На этот вопрос Эль-Шаддаи не ответил. Он знал, что, когда битва завершится, Цадок больше не будет главой клана, и решения, которые мучают его сегодня вечером, придется принимать уже не ему. Но куда более важным было другое – проблемы, по поводу которых человек должен принимать решения сам, не надеясь на подсказку потусторонних сил, даже своего бога. И такой проблемой было убийство собственной дочери и ее мужа. Провожаемый благоговейным молчанием, Эль-Шаддаи исчез, и впредь его самый преданный, самый робкий, самый упрямый слуга Цадок, сын Зебула, никогда больше не слышал его голоса.
План сражения, придуманный Эфером, требовал смелости от всех ибри, а от нескольких – нерассуждающей отваги.

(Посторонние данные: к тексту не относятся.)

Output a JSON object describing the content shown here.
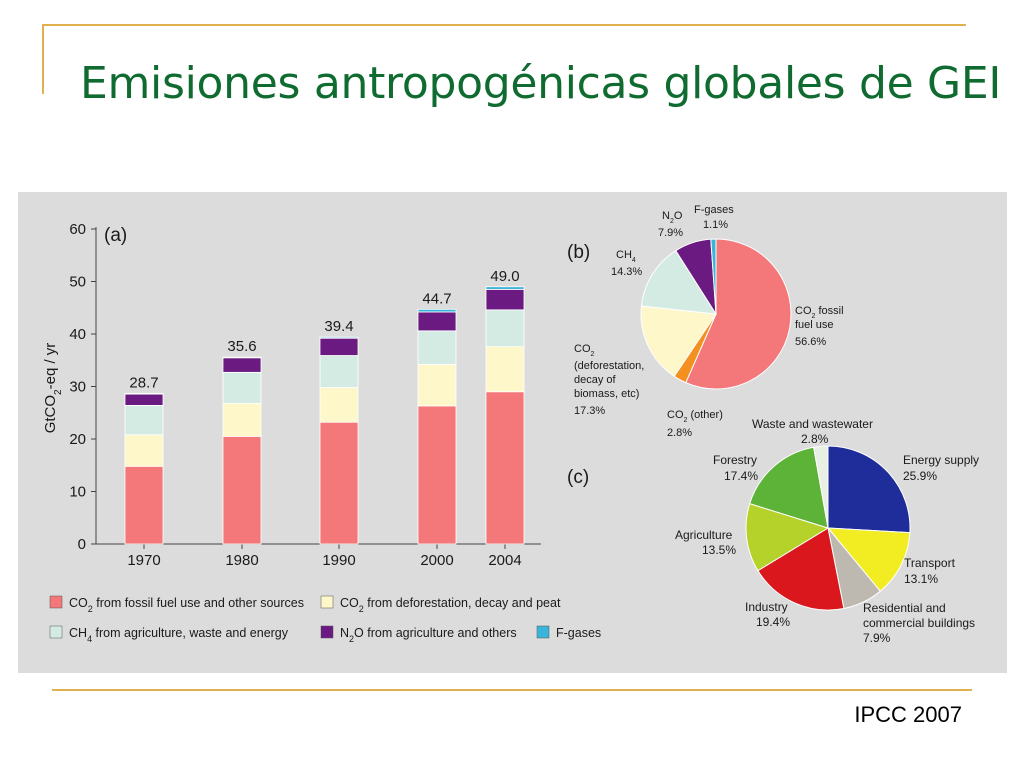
{
  "slide": {
    "title": "Emisiones antropogénicas globales de GEI",
    "source": "IPCC 2007"
  },
  "chart_data": [
    {
      "type": "bar",
      "panel_label": "(a)",
      "ylabel": "GtCO2-eq / yr",
      "ylim": [
        0,
        60
      ],
      "yticks": [
        0,
        10,
        20,
        30,
        40,
        50,
        60
      ],
      "categories": [
        "1970",
        "1980",
        "1990",
        "2000",
        "2004"
      ],
      "totals": [
        "28.7",
        "35.6",
        "39.4",
        "44.7",
        "49.0"
      ],
      "series": [
        {
          "name": "CO2 from fossil fuel use and other sources",
          "color": "#f4777a",
          "values": [
            14.8,
            20.5,
            23.2,
            26.3,
            29.0
          ]
        },
        {
          "name": "CO2 from deforestation, decay and peat",
          "color": "#fdf7c9",
          "values": [
            6.0,
            6.3,
            6.6,
            7.9,
            8.6
          ]
        },
        {
          "name": "CH4 from agriculture, waste and energy",
          "color": "#d4ebe3",
          "values": [
            5.6,
            5.9,
            6.1,
            6.4,
            7.0
          ]
        },
        {
          "name": "N2O from agriculture and others",
          "color": "#6a1a80",
          "values": [
            2.2,
            2.8,
            3.3,
            3.6,
            3.9
          ]
        },
        {
          "name": "F-gases",
          "color": "#3ab4d8",
          "values": [
            0.1,
            0.1,
            0.2,
            0.5,
            0.5
          ]
        }
      ]
    },
    {
      "type": "pie",
      "panel_label": "(b)",
      "slices": [
        {
          "label": "CO2 fossil fuel use",
          "value": 56.6,
          "value_label": "56.6%",
          "color": "#f4777a"
        },
        {
          "label": "CO2 (other)",
          "value": 2.8,
          "value_label": "2.8%",
          "color": "#f39020"
        },
        {
          "label": "CO2 (deforestation, decay of biomass, etc)",
          "value": 17.3,
          "value_label": "17.3%",
          "color": "#fdf7c9"
        },
        {
          "label": "CH4",
          "value": 14.3,
          "value_label": "14.3%",
          "color": "#d4ebe3"
        },
        {
          "label": "N2O",
          "value": 7.9,
          "value_label": "7.9%",
          "color": "#6a1a80"
        },
        {
          "label": "F-gases",
          "value": 1.1,
          "value_label": "1.1%",
          "color": "#3ab4d8"
        }
      ]
    },
    {
      "type": "pie",
      "panel_label": "(c)",
      "slices": [
        {
          "label": "Energy supply",
          "value": 25.9,
          "value_label": "25.9%",
          "color": "#1e2d99"
        },
        {
          "label": "Transport",
          "value": 13.1,
          "value_label": "13.1%",
          "color": "#f2ec22"
        },
        {
          "label": "Residential and commercial buildings",
          "value": 7.9,
          "value_label": "7.9%",
          "color": "#bdb8b0"
        },
        {
          "label": "Industry",
          "value": 19.4,
          "value_label": "19.4%",
          "color": "#d9171c"
        },
        {
          "label": "Agriculture",
          "value": 13.5,
          "value_label": "13.5%",
          "color": "#b5d22a"
        },
        {
          "label": "Forestry",
          "value": 17.4,
          "value_label": "17.4%",
          "color": "#5cb338"
        },
        {
          "label": "Waste and wastewater",
          "value": 2.8,
          "value_label": "2.8%",
          "color": "#e8f0e4"
        }
      ]
    }
  ]
}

Мужчины и женщины были разделены на четыре группы – толпа, ворота, ограда источника, конюшни, – и успех должен был прийти в тот день, когда ветер подует с севера. Пока шло ожидание этого дня, почти каждое утро группа, предназначенная изображать толпу, все с той же тупостью продолжала собираться под стенами, и у правителя Уриэля вошло в привычку время от времени спускать на них свои колесницы. Каждый спокойный день приносил гибель одного или двух ибри, и, когда между ними носились хеттские колесницы с их убийственными серпами, они убедительно притворялись, что жутко боятся их. Но в скрытой от глаз части оливковой рощи продолжали готовиться к сражению и ждали ветра.

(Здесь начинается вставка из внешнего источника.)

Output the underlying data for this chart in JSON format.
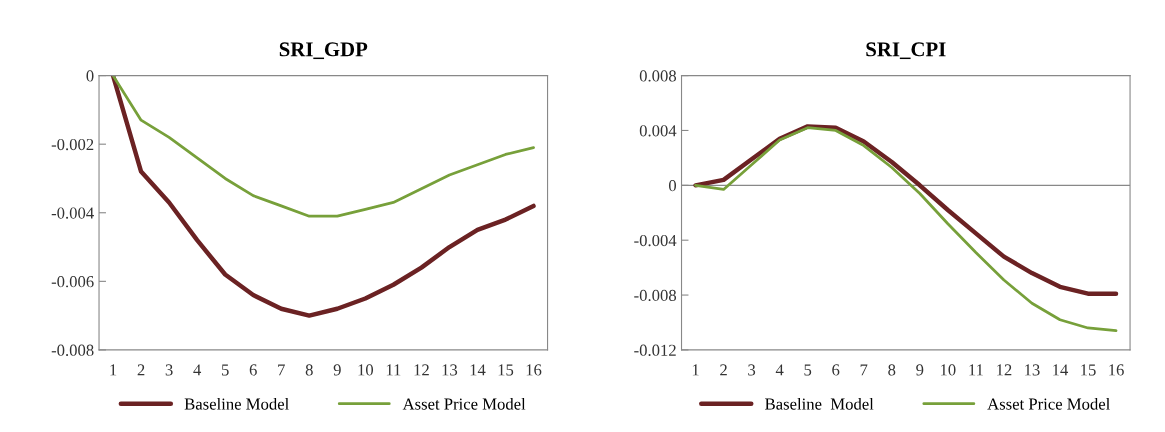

Когда этот месяц сбора урожая подходил к концу, воцарились дни, свойственные климату пустыни, – палящее безветренное время, когда нет ни дуновения ветерка, а над землей висит перегретый воздух южной пустыни, в котором задыхаются даже животные. Время это называлось «пятьдесят», потому что такая погода стояла пятьдесят дней. В последующие века был принят закон, по которому муж, убивший свою жену во время этих пятидесяти дней, освобождался от наказания, потому что при такой погоде мужчина не мог отвечать за свое отношение к пилившей его женщине. В этой удушающей жаре Эфер несколько раз посылал своих людей под стены, но Уриэль был достаточно умен, чтобы не разгонять их колесницами: лошади быстро утомлялись. Так что между двумя сторонами возникло что-то вроде перемирия. Враги, измотанные духотой, не предпринимали никаких действий – все ждали, когда пройдут «пятьдесят».